Smani Shayan, Khan Amir I, Choksi Ankur U, Press Benjamin H, Rahman Syed N, Hayden Christopher S, Gardezi Mursal, Jalfon Michael, Lee Jason, Sprenkle Preston C, Kellner Daniel S
Department of Urology, Yale School of Medicine, New Haven, Connecticut, USA.
Department of Urology, Vanderbilt University School of Medicine, Nashville, Tennessee, USA.
J Endourol. 2025 Jul;39(7):731-737. doi: 10.1089/end.2025.0006. Epub 2025 Jun 5.

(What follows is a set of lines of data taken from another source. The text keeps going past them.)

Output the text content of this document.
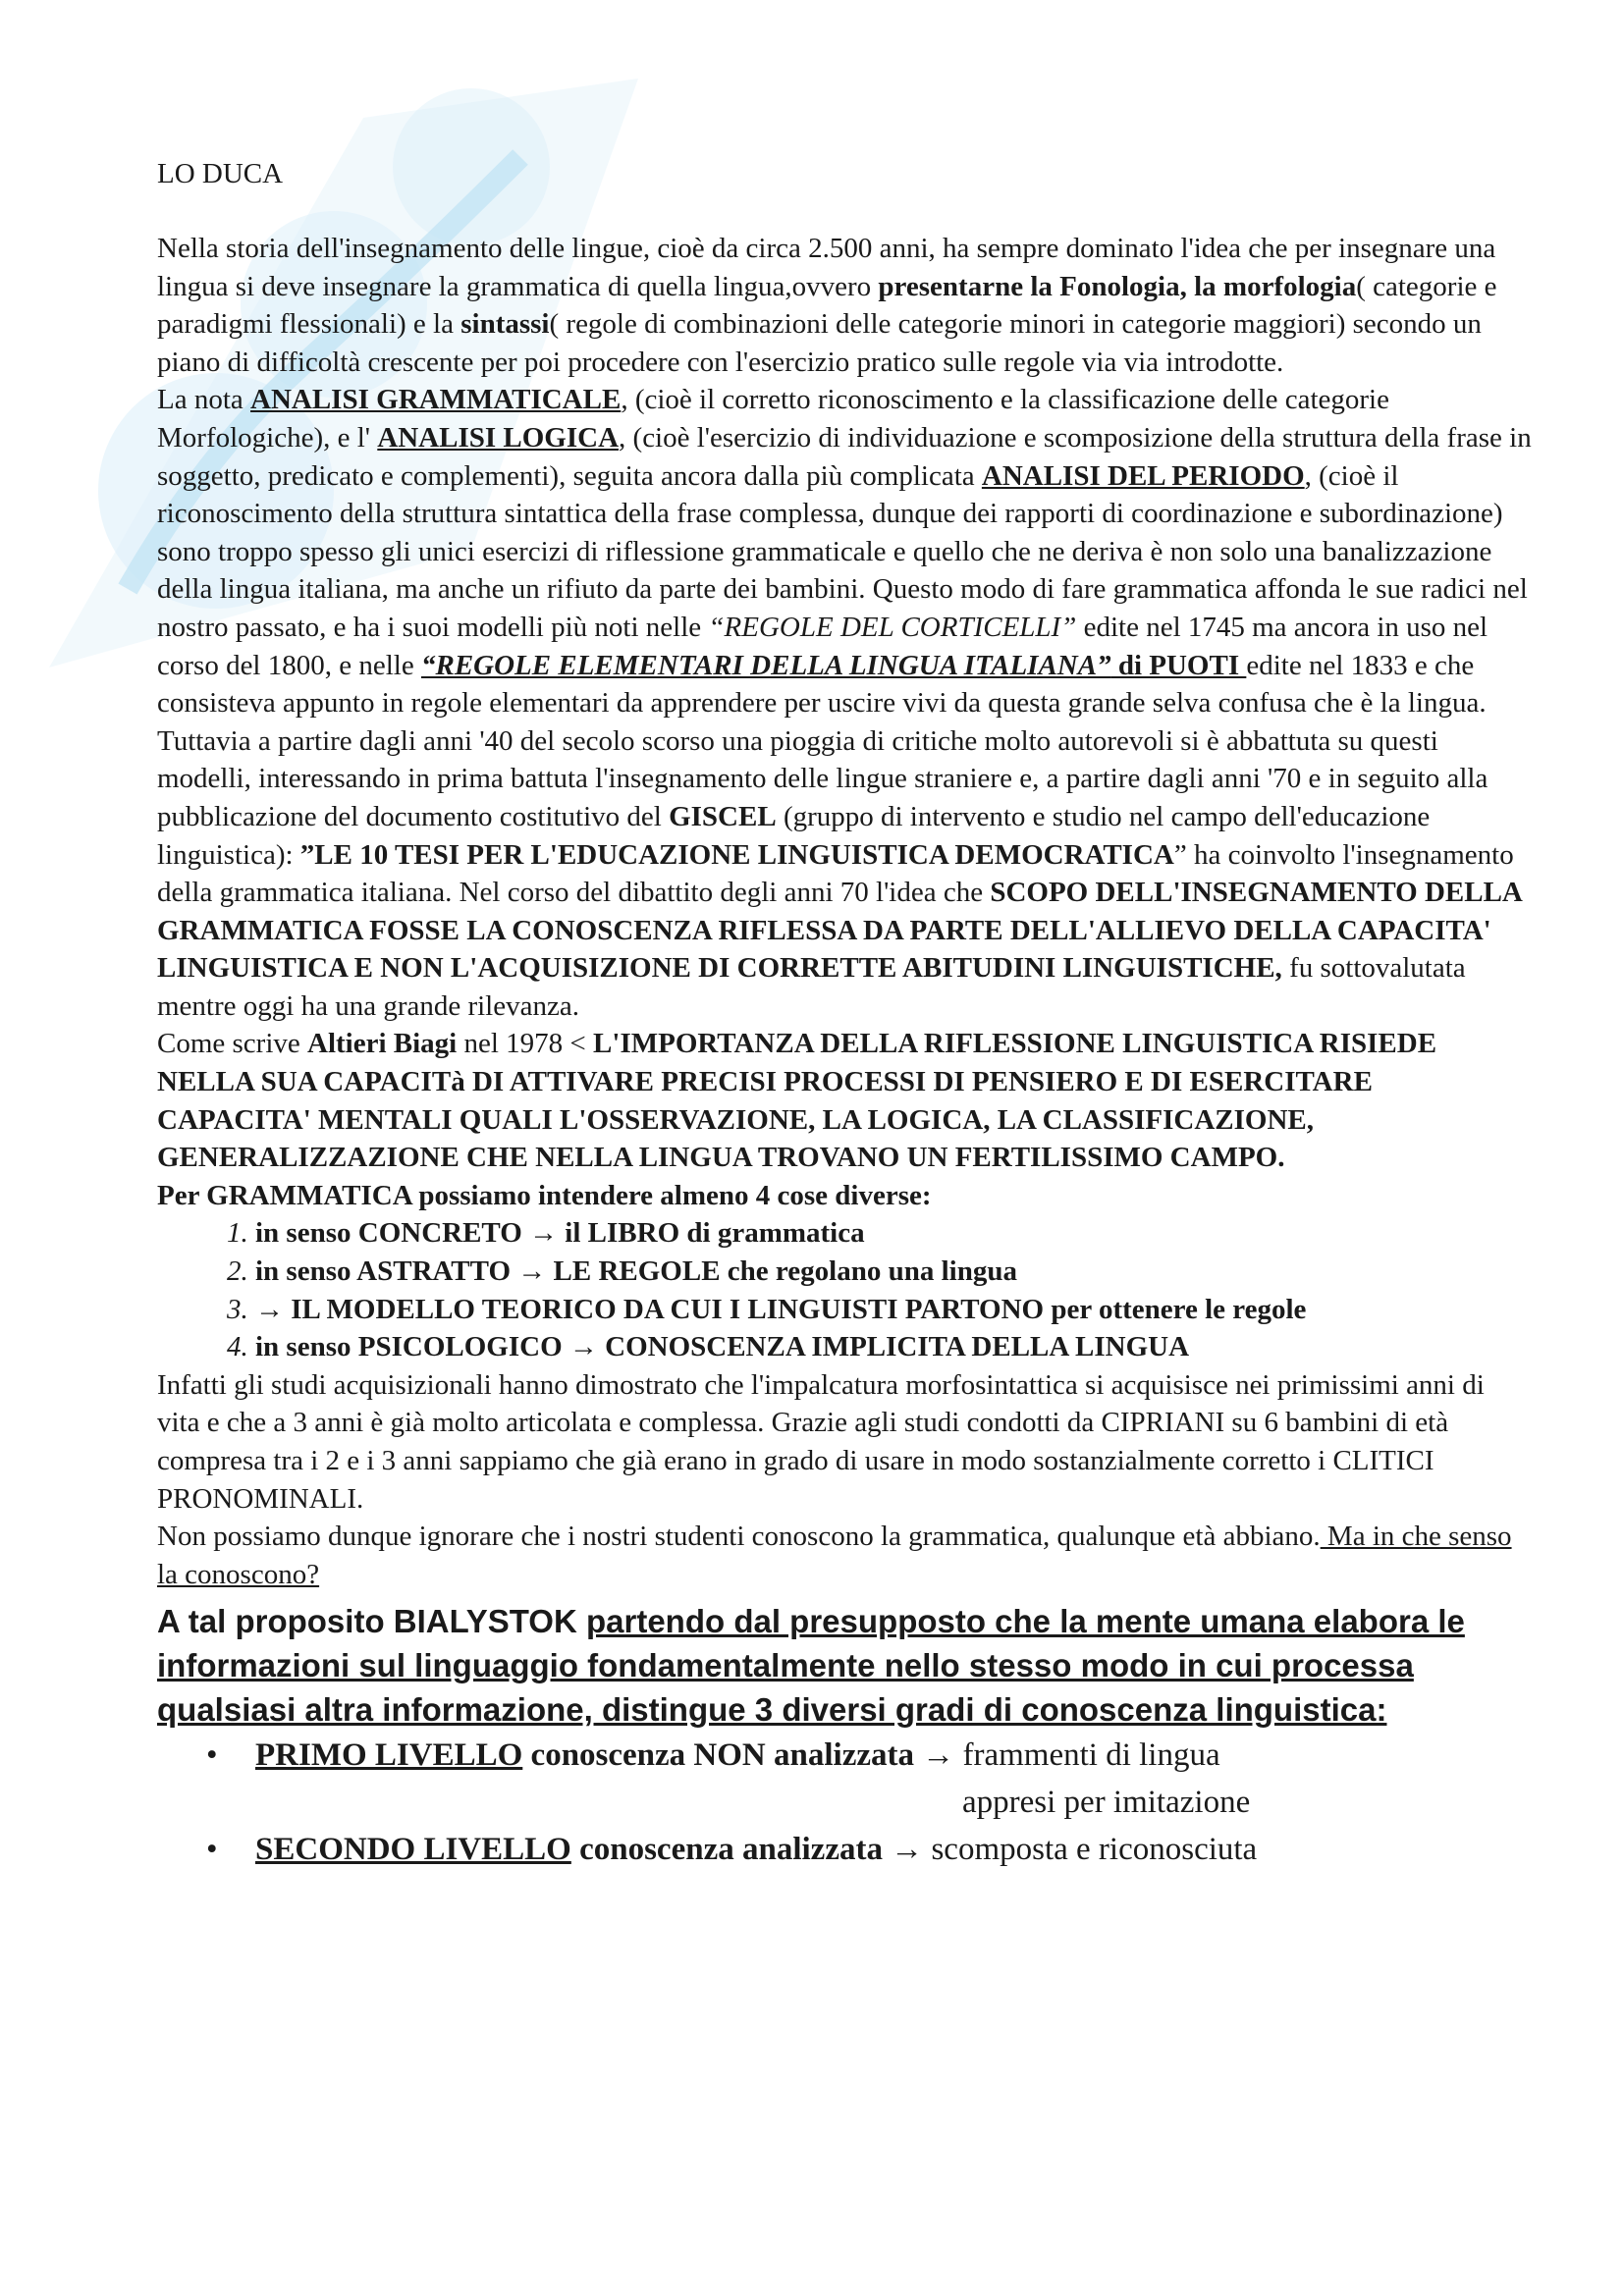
LO DUCA

Nella storia dell'insegnamento delle lingue, cioè da circa 2.500 anni, ha sempre dominato l'idea che per insegnare una lingua si deve insegnare la grammatica di quella lingua,ovvero presentarne la Fonologia, la morfologia( categorie e paradigmi flessionali) e la sintassi( regole di combinazioni delle categorie minori in categorie maggiori) secondo un piano di difficoltà crescente per poi procedere con l'esercizio pratico sulle regole via via introdotte.

La nota ANALISI GRAMMATICALE, (cioè il corretto riconoscimento e la classificazione delle categorie Morfologiche), e l' ANALISI LOGICA, (cioè l'esercizio di individuazione e scomposizione della struttura della frase in soggetto, predicato e complementi), seguita ancora dalla più complicata ANALISI DEL PERIODO, (cioè il riconoscimento della struttura sintattica della frase complessa, dunque dei rapporti di coordinazione e subordinazione) sono troppo spesso gli unici esercizi di riflessione grammaticale e quello che ne deriva è non solo una banalizzazione della lingua italiana, ma anche un rifiuto da parte dei bambini. Questo modo di fare grammatica affonda le sue radici nel nostro passato, e ha i suoi modelli più noti nelle “REGOLE DEL CORTICELLI” edite nel 1745 ma ancora in uso nel corso del 1800, e nelle “REGOLE ELEMENTARI DELLA LINGUA ITALIANA” di PUOTI edite nel 1833 e che consisteva appunto in regole elementari da apprendere per uscire vivi da questa grande selva confusa che è la lingua.

Tuttavia a partire dagli anni '40 del secolo scorso una pioggia di critiche molto autorevoli si è abbattuta su questi modelli, interessando in prima battuta l'insegnamento delle lingue straniere e, a partire dagli anni '70 e in seguito alla pubblicazione del documento costitutivo del GISCEL (gruppo di intervento e studio nel campo dell'educazione linguistica): ”LE 10 TESI PER L'EDUCAZIONE LINGUISTICA DEMOCRATICA” ha coinvolto l'insegnamento della grammatica italiana. Nel corso del dibattito degli anni 70 l'idea che SCOPO DELL'INSEGNAMENTO DELLA GRAMMATICA FOSSE LA CONOSCENZA RIFLESSA DA PARTE DELL'ALLIEVO DELLA CAPACITA' LINGUISTICA E NON L'ACQUISIZIONE DI CORRETTE ABITUDINI LINGUISTICHE, fu sottovalutata mentre oggi ha una grande rilevanza.

Come scrive Altieri Biagi nel 1978 < L'IMPORTANZA DELLA RIFLESSIONE LINGUISTICA RISIEDE NELLA SUA CAPACITà DI ATTIVARE PRECISI PROCESSI DI PENSIERO E DI ESERCITARE CAPACITA' MENTALI QUALI L'OSSERVAZIONE, LA LOGICA, LA CLASSIFICAZIONE, GENERALIZZAZIONE CHE NELLA LINGUA TROVANO UN FERTILISSIMO CAMPO.

Per GRAMMATICA possiamo intendere almeno 4 cose diverse:

1. in senso CONCRETO → il LIBRO di grammatica
2. in senso ASTRATTO → LE REGOLE che regolano una lingua
3. → IL MODELLO TEORICO DA CUI I LINGUISTI PARTONO per ottenere le regole
4. in senso PSICOLOGICO → CONOSCENZA IMPLICITA DELLA LINGUA

Infatti gli studi acquisizionali hanno dimostrato che l'impalcatura morfosintattica si acquisisce nei primissimi anni di vita e che a 3 anni è già molto articolata e complessa. Grazie agli studi condotti da CIPRIANI su 6 bambini di età compresa tra i 2 e i 3 anni sappiamo che già erano in grado di usare in modo sostanzialmente corretto i CLITICI PRONOMINALI.
Non possiamo dunque ignorare che i nostri studenti conoscono la grammatica, qualunque età abbiano. Ma in che senso la conoscono?

A tal proposito BIALYSTOK partendo dal presupposto che la mente umana elabora le informazioni sul linguaggio fondamentalmente nello stesso modo in cui processa qualsiasi altra informazione, distingue 3 diversi gradi di conoscenza linguistica:

• PRIMO LIVELLO conoscenza NON analizzata → frammenti di lingua
appresi per imitazione
• SECONDO LIVELLO conoscenza analizzata → scomposta e riconosciuta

Anatomical dimensions of the prostate and membranous urethra are well-established predictors of urinary incontinence following robotic prostatectomy. However, their role in predicting incontinence after holmium laser enucleation of the prostate (HoLEP) remains underexplored. This study aimed to evaluate the predictive value of preoperative anatomical measurements, including membranous urethral length (MUL), membranous urethral angle (MUA), levator ani thickness (LAT), and intravesical prostatic protrusion length (IPPL), in assessing the risk of early postoperative urinary incontinence following HoLEP. We retrospectively reviewed 122 patients who underwent HoLEP from April 2019 to June 2022 with preoperative MRI imaging. Anatomical features including coronal and sagittal MUL, MUA, LAT, and IPPL were assessed. Urinary incontinence, defined as the use of ≥1 pad per day, was evaluated at 1, 3, and 6 months postoperatively. All logistic regression analyses were adjusted for age, body mass index, postvoid residual, preoperative incontinence, and prostate-specific antigen, and receiver operating characteristic (ROC) curves were constructed to assess the discriminatory utility of MRI anatomical measurements. Increasing MUL was significantly associated with reduced incontinence risk at 1 month (coronal MUL: odds ratio [OR], 0.85; 95% confidence interval [CI]: 0.75-0.96; = 0.01; sagittal MUL: OR, 0.89; 95% CI: 0.79-0.99; = 0.046). No significant associations were found for MUA, LAT, or IPPL. ROC analysis of averaged coronal and sagittal MUL revealed moderate discriminatory power (area under the curve: 0.644), with a threshold of 14 mm identified via the Youden index. Individuals with an MUL <14 mm were at nearly 4-fold increased odds of incontinence at 1 month (OR 3.835, 95% CI: 1.516-9.703, = 0.005). Preoperative MUL measurement provides a practical, imaging-based method to predict early postoperative urinary incontinence following HoLEP. Incorporating MUL into preoperative evaluations may improve risk stratification, optimize patient counseling, and guide perioperative management strategies. Further prospective studies are needed to confirm these findings.
前列腺和膜性尿道的解剖学尺寸是机器人前列腺切除术后尿失禁的公认预测指标。然而,它们在预测前列腺钬激光剜除术(HoLEP)后尿失禁方面的作用仍未得到充分研究。本研究旨在评估术前解剖学测量指标,包括膜性尿道长度(MUL)、膜性尿道角度(MUA)、肛提肌厚度(LAT)和膀胱内前列腺突出长度(IPPL),在评估HoLEP术后早期尿失禁风险中的预测价值。我们回顾性分析了2019年4月至2022年6月期间接受HoLEP且术前行MRI检查的122例患者。评估了包括冠状面和矢状面MUL、MUA、LAT和IPPL在内的解剖学特征。将每天使用≥1片尿垫定义为尿失禁,并在术后1、3和6个月进行评估。所有逻辑回归分析均对年龄、体重指数、残余尿量、术前尿失禁和前列腺特异性抗原进行了校正,并构建了受试者工作特征(ROC)曲线以评估MRI解剖学测量的鉴别效用。MUL增加与1个月时尿失禁风险降低显著相关(冠状面MUL:比值比[OR],0.85;95%置信区间[CI]:0.75 - 0.96;P = 0.01;矢状面MUL:OR,0.89;95% CI:0.79 - 0.99;P = 0.046)。未发现MUA、LAT或IPPL有显著相关性。对平均冠状面和矢状面MUL的ROC分析显示具有中等鉴别能力(曲线下面积:0.644),通过约登指数确定阈值为14 mm。MUL <14 mm的个体在1个月时尿失禁的几率增加近4倍(OR 3.835,95% CI:1.516 - 9.703,P = 0.005)。术前MUL测量提供了一种实用的、基于影像学的方法来预测HoLEP术后早期尿失禁。将MUL纳入术前评估可能会改善风险分层、优化患者咨询并指导围手术期管理策略。需要进一步的前瞻性研究来证实这些发现。